Warmware is, of course, the user. So why is that that The Crusher is writing about this right now? Well, again it is down to personal experience.

Last week my mobile phone broke - well, it was the tiny pin within the charging connection of the Nokia phone. Once that broke it was impossible to charge the battery so only a short time before the phone became completely u/s. It probably could be repaired but it is now a few years old and there were other faults as well. So, time to get a new one. Or, at least, new to me. Relatively new mobile phones can be picked up quite easily online, eBay and other sources can offer deals at well below the prices of high street suppliers.

So, a search for a new phone, an order and a delivery. Very rapid delivery and far faster than it would have taken to have got the old one repaired. More up to date model to with lots of new gizmos to play with!

OK, steps to update. Connect old phone to PC and download all contact details and stored messages etc. Now connect the new one ready to sync the details.

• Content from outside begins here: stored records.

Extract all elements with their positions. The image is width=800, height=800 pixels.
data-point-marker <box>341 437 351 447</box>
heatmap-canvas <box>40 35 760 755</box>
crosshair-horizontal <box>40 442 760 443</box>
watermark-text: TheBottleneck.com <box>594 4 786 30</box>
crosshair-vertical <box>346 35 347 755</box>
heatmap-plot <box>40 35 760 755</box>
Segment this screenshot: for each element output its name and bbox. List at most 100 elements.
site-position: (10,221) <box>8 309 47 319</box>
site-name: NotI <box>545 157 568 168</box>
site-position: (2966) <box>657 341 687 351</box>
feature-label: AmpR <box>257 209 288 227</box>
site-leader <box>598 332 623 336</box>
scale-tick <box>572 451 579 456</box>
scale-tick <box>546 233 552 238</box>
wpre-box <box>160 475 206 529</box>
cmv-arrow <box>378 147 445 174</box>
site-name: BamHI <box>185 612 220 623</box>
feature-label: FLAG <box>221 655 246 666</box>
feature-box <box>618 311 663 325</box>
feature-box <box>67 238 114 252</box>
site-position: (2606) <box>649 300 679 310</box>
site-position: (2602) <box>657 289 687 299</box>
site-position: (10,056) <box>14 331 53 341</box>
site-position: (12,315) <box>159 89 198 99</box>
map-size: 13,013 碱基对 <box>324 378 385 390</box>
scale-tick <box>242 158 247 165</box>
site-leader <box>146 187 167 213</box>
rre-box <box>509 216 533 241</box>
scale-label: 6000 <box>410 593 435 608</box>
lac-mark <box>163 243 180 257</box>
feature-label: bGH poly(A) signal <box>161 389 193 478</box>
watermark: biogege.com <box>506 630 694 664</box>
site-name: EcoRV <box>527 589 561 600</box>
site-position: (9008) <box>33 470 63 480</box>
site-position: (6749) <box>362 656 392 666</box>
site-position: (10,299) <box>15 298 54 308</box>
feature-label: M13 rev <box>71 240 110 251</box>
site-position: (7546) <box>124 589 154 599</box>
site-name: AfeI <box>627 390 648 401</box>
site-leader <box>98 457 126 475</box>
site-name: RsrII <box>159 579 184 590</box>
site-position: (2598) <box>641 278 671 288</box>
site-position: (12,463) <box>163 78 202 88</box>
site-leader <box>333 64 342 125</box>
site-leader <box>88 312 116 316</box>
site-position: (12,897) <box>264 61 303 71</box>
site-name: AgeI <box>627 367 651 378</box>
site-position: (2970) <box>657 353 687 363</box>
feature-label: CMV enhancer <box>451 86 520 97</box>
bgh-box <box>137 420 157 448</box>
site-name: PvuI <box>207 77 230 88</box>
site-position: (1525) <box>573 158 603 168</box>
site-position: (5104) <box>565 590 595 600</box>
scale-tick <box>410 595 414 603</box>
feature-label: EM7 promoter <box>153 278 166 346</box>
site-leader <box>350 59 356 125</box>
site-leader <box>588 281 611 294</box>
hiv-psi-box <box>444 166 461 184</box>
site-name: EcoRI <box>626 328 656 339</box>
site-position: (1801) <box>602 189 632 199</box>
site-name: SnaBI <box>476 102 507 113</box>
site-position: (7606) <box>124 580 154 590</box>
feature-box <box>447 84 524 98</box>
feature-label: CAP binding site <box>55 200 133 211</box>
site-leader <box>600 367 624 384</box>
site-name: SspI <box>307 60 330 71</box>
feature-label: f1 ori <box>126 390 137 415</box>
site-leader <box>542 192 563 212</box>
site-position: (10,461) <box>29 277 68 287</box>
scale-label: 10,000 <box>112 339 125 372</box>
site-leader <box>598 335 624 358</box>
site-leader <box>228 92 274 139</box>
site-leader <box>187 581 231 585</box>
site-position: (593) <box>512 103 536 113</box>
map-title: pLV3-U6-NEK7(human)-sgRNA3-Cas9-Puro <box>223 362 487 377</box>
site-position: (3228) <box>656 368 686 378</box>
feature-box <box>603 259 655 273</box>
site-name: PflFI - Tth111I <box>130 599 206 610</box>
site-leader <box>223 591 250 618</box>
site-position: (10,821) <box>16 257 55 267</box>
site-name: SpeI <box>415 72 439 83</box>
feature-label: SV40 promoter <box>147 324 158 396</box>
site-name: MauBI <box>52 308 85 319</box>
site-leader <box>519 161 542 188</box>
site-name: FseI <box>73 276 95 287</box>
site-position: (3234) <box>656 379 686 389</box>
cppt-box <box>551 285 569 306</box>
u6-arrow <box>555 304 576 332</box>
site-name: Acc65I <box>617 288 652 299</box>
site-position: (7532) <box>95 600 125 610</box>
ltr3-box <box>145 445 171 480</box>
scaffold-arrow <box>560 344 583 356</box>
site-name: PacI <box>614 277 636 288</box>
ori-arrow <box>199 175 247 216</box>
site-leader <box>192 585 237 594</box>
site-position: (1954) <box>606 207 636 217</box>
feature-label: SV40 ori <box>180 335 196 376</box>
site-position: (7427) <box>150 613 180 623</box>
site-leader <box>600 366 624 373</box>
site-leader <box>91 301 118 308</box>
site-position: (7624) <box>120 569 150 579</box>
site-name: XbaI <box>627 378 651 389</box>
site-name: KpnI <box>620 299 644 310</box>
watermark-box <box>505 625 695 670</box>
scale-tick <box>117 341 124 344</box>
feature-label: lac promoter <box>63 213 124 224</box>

Ah ha - the new phone has a lot of data in it. Download all the contents to the PC to edit. Now what do I have - all the previous owners contacts, family, friends, work related etc. Music tracks, some data, some video and more.

Of course, I have now taken steps to erase all the data, both from the phone and from my PC. But, in this world of identity theft it really is a little worrying to see what someone, probably wholly inadvertently, has left for someone else to discover.

Now, I no longer have the data but I coud very easily have built up a profile of the user. That would have included their home location(it’s in the Midlands), the location of family members (parents, parents-in-law, brothers and sisters and others), exact work location (try Googling a business phone number), names of work colleagues etc. I know who the previous owner is likely to bank with, likely hobbies and interests and that they are likely to be concerned over crime or anti-social behaviour in their area.

This sort of information would be an absolute gold-mine for a criminal. It is clearly so easy to overlook but a potential warning for us all.

If you are going to dispose of any item that may have personal or other important data on it then do take steps to either thoroughly delete the data or to destroy the device before disposal. The Crusher knows of one person who took a 12-bore shotgun to a hard drive, another who used a lump hammer and an electric drill to break up the device. You really cannot be too careful!